In late July 1914, the Royal Navy began a precautionary mobilisation, as war seemed imminent. The ships were by then the oldest and least effective battleships in service in the Royal Navy. At first, it was planned that Illustrious would pay off to provide crewmen for the new dreadnought battleship , but instead she was placed in full commission to serve as a guard ship for the Grand Fleet once the First World War began in August 1914. She began guard ship duty at Loch Ewe on 23 August 1914, transferring to Loch Na Keal on 17 October 1914, to the Tyne in November 1914, and to Grimsby on the Humber in December 1914. She remained on guard ship duty on the Humber until November 1915. (Note: According to Conway's All the World's Fighting Ships 1906–1921, Illustrious was in the "Southern Fleet" after May 1915.)

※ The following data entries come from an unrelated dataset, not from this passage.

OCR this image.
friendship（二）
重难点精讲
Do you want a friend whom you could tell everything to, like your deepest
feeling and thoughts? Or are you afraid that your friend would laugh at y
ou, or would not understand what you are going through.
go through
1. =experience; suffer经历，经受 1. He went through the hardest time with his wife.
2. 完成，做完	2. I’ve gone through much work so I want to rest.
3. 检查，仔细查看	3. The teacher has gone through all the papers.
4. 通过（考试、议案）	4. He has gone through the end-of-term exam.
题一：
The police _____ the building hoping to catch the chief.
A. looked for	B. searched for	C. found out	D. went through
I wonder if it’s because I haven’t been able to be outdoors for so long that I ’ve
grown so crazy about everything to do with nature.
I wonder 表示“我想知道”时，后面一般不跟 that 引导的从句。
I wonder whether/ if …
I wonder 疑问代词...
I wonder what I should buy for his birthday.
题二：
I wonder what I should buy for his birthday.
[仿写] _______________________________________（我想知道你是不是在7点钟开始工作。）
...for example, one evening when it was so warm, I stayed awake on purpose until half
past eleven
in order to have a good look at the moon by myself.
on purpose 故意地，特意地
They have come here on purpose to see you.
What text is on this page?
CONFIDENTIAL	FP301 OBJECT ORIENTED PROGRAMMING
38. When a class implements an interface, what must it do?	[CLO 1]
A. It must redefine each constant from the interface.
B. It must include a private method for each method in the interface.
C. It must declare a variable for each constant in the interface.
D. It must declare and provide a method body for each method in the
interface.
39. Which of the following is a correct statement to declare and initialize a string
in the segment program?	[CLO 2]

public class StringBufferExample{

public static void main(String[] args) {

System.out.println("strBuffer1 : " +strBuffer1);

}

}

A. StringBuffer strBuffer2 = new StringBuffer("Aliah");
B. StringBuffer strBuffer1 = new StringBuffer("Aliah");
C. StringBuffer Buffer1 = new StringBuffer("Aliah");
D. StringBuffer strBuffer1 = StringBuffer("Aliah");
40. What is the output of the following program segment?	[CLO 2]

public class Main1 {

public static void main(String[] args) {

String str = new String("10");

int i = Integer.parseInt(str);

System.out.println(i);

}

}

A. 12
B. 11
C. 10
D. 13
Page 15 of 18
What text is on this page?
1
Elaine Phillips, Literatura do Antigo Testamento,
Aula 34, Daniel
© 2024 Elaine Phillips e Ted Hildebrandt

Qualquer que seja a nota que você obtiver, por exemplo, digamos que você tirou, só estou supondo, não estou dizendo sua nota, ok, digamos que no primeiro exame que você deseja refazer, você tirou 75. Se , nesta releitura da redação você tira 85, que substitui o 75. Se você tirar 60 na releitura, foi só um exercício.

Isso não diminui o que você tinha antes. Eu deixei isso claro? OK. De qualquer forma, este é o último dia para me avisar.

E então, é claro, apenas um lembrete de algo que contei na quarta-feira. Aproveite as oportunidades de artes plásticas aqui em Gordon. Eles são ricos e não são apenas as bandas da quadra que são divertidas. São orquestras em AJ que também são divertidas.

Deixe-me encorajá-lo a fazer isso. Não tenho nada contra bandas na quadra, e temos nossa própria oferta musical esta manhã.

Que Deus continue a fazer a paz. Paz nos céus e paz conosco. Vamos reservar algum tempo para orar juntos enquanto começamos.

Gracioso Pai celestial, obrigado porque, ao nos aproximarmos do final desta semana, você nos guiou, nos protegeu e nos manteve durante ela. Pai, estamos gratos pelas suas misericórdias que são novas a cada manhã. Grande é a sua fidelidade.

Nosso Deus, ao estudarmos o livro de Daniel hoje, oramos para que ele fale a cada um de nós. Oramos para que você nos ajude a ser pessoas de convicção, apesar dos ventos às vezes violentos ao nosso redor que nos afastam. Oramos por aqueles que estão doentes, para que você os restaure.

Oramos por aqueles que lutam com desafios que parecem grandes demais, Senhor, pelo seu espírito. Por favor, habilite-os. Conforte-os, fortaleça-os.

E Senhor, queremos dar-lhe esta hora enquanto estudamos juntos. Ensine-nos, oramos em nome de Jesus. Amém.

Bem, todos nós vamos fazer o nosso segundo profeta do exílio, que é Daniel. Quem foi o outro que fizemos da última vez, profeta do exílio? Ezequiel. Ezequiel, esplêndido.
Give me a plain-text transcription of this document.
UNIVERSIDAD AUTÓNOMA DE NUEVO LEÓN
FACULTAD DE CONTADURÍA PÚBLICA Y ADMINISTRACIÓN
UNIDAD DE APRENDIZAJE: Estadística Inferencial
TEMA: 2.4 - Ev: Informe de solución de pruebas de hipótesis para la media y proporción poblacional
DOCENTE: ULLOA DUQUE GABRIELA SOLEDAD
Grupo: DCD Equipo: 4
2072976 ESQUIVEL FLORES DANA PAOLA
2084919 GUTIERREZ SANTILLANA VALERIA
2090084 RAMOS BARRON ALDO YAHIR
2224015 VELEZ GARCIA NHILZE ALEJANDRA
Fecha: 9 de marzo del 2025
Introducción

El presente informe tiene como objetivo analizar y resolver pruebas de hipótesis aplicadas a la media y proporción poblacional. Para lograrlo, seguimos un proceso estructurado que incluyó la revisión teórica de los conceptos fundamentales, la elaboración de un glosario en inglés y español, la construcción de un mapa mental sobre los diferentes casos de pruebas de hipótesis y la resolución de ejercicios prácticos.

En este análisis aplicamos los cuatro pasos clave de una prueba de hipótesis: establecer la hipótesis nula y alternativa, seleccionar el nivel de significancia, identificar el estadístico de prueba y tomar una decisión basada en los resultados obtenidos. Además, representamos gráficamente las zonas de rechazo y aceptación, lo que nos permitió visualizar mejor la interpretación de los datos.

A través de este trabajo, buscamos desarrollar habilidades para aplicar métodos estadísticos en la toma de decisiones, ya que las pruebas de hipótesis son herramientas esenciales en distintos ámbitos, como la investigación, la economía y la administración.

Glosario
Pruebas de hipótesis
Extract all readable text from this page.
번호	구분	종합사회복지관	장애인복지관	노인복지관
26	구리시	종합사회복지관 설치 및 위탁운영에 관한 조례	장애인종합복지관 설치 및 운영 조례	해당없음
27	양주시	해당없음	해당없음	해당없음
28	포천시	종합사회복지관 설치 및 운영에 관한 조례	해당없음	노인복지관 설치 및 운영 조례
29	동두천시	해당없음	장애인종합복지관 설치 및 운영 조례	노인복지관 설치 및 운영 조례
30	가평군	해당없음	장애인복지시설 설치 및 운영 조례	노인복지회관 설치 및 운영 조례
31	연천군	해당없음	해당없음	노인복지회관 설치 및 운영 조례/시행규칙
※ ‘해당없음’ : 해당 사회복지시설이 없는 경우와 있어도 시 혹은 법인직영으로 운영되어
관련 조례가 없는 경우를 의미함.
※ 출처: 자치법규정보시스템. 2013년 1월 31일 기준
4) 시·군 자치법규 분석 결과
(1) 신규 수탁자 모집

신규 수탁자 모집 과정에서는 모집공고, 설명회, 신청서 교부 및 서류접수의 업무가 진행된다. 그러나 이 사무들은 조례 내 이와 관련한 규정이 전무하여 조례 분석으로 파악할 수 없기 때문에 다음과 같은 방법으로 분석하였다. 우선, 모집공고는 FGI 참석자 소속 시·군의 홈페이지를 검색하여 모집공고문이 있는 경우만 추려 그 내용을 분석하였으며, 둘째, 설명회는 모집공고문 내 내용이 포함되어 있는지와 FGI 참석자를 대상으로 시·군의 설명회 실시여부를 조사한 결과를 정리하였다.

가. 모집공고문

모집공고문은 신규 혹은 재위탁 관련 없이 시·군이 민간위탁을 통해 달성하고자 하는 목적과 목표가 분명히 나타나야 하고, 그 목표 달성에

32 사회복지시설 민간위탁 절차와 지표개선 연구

Illustrious paid off at Grimsby on 26 November 1915 to be converted to a disarmed harbour ship; two of her 12-inch (305-mm) guns were re-used in the Tyne Turrets. Her conversion was completed in March 1916. She served at Grimsby in her new role until August 1916, when she transferred to Chatham. Illustrious commissioned there on 20 November 1916 for use as a munitions storeship, and on 24 November 1916 she transferred to the Tyne to serve in this role. In November 1917, she transferred to Portsmouth to continue service as a munitions storeship there. Illustrious paid off on 21 April 1919 and was placed on the sale list at Portsmouth on 24 March 1920. She was sold for scrapping on 18 June 1920, and was broken up at Barrow.